While it would be nice to surmise that "never the twain shall meet", in reality we do meet, because we go into the sea.

It is worth pointing out that sharks do not come on land, therefore when we meet a shark, it is on their territory, not ours.

Even so, with millions of us taking to the waters on various pursuits daily, whether that be fishing, diving, bathing, surfing or taking part in any water sports, or even being shipwrecked at sea, there are still relatively few encounters between shark and man.

There are less than 100 reported shark attacks a year, and only a small percentage of them are fatal.

Sharks are naturally inquisitive creatures, and many shark attacks can be put down to a shark tasting us, to see if we are food. 

We are alien to them; they do not know what we are.

Very seldom do sharks continue to attack and bite us after the first taste. 

I suppose we are not salty enough, or perhaps because we have too many bones.

Commonly people who have been bitten by a shark will see the shark back off, giving the victim time to get out of the water.

This is especially true of great white sharks, the type of sharks who are responsible for the most attacks on humans.

The problem with being given even a ‘friendly’ bite by a great white, is that their teeth are designed for tearing, and they are very big, powerful animals, so sometimes we die from just one bite, especially if an artery was torn.

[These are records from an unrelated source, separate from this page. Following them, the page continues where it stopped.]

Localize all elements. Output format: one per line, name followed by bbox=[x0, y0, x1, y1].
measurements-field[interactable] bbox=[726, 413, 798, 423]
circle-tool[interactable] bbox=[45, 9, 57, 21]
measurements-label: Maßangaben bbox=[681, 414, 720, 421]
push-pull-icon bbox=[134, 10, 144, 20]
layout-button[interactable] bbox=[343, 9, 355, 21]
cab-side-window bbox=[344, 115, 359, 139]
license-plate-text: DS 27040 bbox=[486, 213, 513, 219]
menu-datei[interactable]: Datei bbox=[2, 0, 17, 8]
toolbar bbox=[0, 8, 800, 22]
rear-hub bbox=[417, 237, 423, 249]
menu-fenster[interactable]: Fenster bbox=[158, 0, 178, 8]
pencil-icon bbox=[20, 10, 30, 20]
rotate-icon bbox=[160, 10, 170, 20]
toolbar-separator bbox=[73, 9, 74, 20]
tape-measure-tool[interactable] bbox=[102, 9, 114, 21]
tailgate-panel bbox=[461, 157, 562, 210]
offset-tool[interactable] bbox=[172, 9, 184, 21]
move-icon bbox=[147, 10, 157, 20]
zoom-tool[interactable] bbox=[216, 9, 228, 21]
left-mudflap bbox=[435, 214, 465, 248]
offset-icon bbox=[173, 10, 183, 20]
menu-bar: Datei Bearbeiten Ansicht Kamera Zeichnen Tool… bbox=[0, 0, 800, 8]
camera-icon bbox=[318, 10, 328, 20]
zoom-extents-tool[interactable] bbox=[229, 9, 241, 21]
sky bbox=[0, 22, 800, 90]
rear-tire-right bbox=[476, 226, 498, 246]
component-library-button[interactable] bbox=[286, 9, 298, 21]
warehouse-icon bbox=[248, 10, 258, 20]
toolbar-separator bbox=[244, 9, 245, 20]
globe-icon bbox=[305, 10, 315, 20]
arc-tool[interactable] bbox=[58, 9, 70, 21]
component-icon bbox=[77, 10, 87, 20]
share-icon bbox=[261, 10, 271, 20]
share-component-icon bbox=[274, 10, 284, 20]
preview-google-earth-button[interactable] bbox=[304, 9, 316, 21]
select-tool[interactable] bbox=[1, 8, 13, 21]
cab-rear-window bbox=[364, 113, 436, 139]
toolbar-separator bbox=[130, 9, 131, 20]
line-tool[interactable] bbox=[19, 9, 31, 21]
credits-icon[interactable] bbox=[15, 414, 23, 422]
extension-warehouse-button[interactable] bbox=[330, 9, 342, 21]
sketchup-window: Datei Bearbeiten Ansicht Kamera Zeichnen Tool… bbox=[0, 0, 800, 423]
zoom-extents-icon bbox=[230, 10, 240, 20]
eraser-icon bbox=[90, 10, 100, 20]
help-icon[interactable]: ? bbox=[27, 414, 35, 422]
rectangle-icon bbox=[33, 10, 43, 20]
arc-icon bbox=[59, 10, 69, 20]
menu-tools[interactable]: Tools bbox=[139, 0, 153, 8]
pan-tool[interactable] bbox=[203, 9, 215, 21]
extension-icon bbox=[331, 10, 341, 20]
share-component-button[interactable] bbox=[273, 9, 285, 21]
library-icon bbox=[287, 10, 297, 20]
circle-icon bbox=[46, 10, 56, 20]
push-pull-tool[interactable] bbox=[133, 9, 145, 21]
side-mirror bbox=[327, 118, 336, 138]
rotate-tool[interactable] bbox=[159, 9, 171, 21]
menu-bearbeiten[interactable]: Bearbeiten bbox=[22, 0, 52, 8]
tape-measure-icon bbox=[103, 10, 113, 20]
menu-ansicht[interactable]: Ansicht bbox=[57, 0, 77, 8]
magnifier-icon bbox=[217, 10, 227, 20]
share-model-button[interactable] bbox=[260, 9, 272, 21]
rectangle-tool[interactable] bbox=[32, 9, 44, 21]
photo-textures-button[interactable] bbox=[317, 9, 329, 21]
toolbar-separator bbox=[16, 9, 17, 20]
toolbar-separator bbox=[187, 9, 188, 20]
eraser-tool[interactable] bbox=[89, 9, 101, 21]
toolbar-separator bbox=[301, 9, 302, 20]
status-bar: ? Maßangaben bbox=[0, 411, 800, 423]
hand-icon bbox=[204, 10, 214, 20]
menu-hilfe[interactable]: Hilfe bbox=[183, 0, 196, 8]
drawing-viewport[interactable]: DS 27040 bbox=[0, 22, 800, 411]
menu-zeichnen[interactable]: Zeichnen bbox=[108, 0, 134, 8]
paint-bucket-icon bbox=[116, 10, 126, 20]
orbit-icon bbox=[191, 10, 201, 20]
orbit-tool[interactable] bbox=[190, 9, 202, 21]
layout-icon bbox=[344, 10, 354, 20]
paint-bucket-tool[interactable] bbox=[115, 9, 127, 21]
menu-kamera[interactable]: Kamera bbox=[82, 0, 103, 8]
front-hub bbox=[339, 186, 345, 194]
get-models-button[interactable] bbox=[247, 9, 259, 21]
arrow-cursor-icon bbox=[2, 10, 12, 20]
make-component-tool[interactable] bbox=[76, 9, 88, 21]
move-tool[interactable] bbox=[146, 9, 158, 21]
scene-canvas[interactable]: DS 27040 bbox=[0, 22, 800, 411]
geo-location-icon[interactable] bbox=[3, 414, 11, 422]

Torn arteries in shark attacks

Arteries carry oxygenated  blood away from the heart at tremendous speeds, so when one is severed, the blood spurts out at a frightening rate. We can lose so much blood so quickly in a really short space of time, that our internal organs shut down, and we die.

A severed artery needs to be stopped up within 3 minutes.

That is why it is of vital importance that everybody learns how to stop someone bleeding  to death, or slow down the blood loss until emergency services arrive.

Sharks usually only bite once then realise their mistake

Great whites aside, some sharks do continue biting after the first taste. 

Many smaller sharks go into what could be described as a feeding frenzy, when they just lose control and bite and snap at everything in the water, including each other if there are a shoal of them.

oceanic whitetip shark
 Included among those are oceanic whitetip sharks.

Then there is the bull shark.

This shark is commonly called the ‘pitbull of the sea’ and for good reason. It’s just a nutter!

Bull sharks when they attack become just like a rabid pitbull, biting and attacking and not stopping, which is why there are a higher percentage of deaths in people attacked by bull sharks than there are for great whites.

bull shark
The vast majority of types of sharks are timid creatures, who would swim away rather than face confrontation. 

Even out of the big 3   - the white, tiger and bull shark, most of them totally ignore us even when we swim in the same area of water as them.

However, because of the damage they are capable of inflicting, it is always better to vacate the water the minute the shark spotters tell you there is a shark in the area.

We just never know when they might attack.

If we want to avoid shark attacks, then we have to give them the respect they deserve when we are in their homes, which are the oceans and seas of the world.